On confrontait l’Europe avec la diversité du genre humain. « Le changement saute aux yeux dès que l’on compare le Discours sur l’histoire universelle de Bossuet, confiné au monde judéo-chrétien et classique, avec l’Essai sur les mœurs de Voltaire, qui, brisant le carcan de la chronologie biblique, commence son histoire universelle avec la Chine » (Fink 1997, 278)
Considérées comme accessoires les différences entre les hommes parurent alors à certains essentielles. S’opposent deux visions, toutes deux eurocentriques :
- Sauvage barbare
- Mythe du bon sauvage (le barbare est l’homme civilisé)
« Avec le Discours sur les sciences et les arts de J.-J. Rousseau le changement de paradigme devint effectif : non la civilisation mais la nature devait servir de critère » (Fink 1997, 278).
La Chine obligea l’Europe à reconnaître une autre civilisation. Sensibles à son ancienneté, les jésuites en gommèrent l’altérité, estompant les différences entre confucianisme et christianisme.
« Le cosmopolitisme du XVIIIe siècle eut au fond deux faces : la curiosité pour ce qui est autre, exotique, avec au mieux l’acceptation de l’altérité, ce dont les jésuites ont donné l’exemple ; par ailleurs, expression de l’insatisfaction au sein de l’Europe, l’autre est proposé comme modèle avec, en contraste, la critique de la patrie pour l’inciter à faire des réformes, procédé dont se sont servis Voltaire, Raynal et bien d’autres philosophes » (Fink 1997, 279).
Dans les Lettres Persanes, Montesquieu propose une troisième voie en contre-pied du narcissisme et de l’ethnocentrisme : faire observer les gestes de la France par un étranger qui dans une optique naïve trouve étrange ce qui paraît familier à l’autochtone et démasque les absurdités et incohérences. Genre satirique qui apprit à l’Europe à relativiser ses critères.

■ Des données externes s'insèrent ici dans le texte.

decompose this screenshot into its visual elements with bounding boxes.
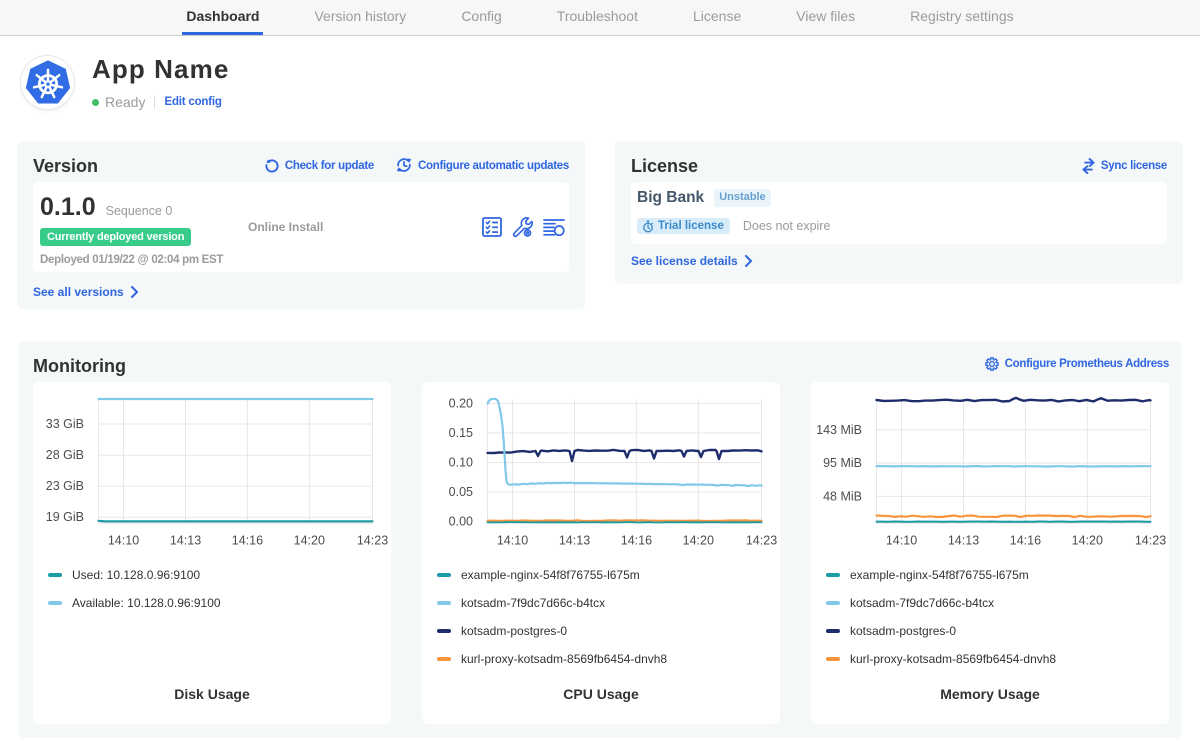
svg-text:0.20: 0.20 — [449, 397, 473, 411]
svg-text:0.15: 0.15 — [449, 426, 473, 440]
svg-text:95 MiB: 95 MiB — [823, 456, 862, 470]
svg-text:14:16: 14:16 — [621, 534, 652, 548]
svg-text:19 GiB: 19 GiB — [46, 510, 84, 524]
svg-text:0.05: 0.05 — [449, 485, 473, 499]
svg-text:14:10: 14:10 — [108, 534, 139, 548]
svg-text:23 GiB: 23 GiB — [46, 479, 84, 493]
svg-text:14:23: 14:23 — [357, 534, 388, 548]
svg-text:14:13: 14:13 — [559, 534, 590, 548]
svg-text:14:10: 14:10 — [886, 534, 917, 548]
svg-text:33 GiB: 33 GiB — [46, 417, 84, 431]
svg-text:14:10: 14:10 — [497, 534, 528, 548]
svg-text:14:20: 14:20 — [683, 534, 714, 548]
svg-text:28 GiB: 28 GiB — [46, 448, 84, 462]
svg-text:14:13: 14:13 — [948, 534, 979, 548]
svg-text:0.00: 0.00 — [449, 515, 473, 529]
svg-text:14:16: 14:16 — [232, 534, 263, 548]
svg-text:14:13: 14:13 — [170, 534, 201, 548]
svg-text:0.10: 0.10 — [449, 456, 473, 470]
svg-text:14:16: 14:16 — [1010, 534, 1041, 548]
svg-text:14:20: 14:20 — [294, 534, 325, 548]
svg-text:14:23: 14:23 — [746, 534, 777, 548]
svg-text:48 MiB: 48 MiB — [823, 489, 862, 503]
svg-text:143 MiB: 143 MiB — [816, 423, 862, 437]
svg-text:14:20: 14:20 — [1072, 534, 1103, 548]
svg-text:14:23: 14:23 — [1135, 534, 1166, 548]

Apogée et crise du cosmopolitanisme
Favorisé par la franc-maçonnerie qui appelait à former une grande république universelle basée sur l’égalité et la fraternité, le cosmopolitisme fut à la mode entre 1730 et 1760. Selon Helvétius, plus les nations devenaient éclairées, plus elles s’ouvraient les unes aux autres (De l’Esprit, 1758).
Critique de Rousseu, Palissot et de Belloy.. Lessing déplore que le cosmopolitisme efface les différences nationales. Herder, Wieland et Kant se distancèrent du csomopolitisme trop politique de certains encyclopédistes pour plaider une évolution lente et organique dans le concert des nations européennes.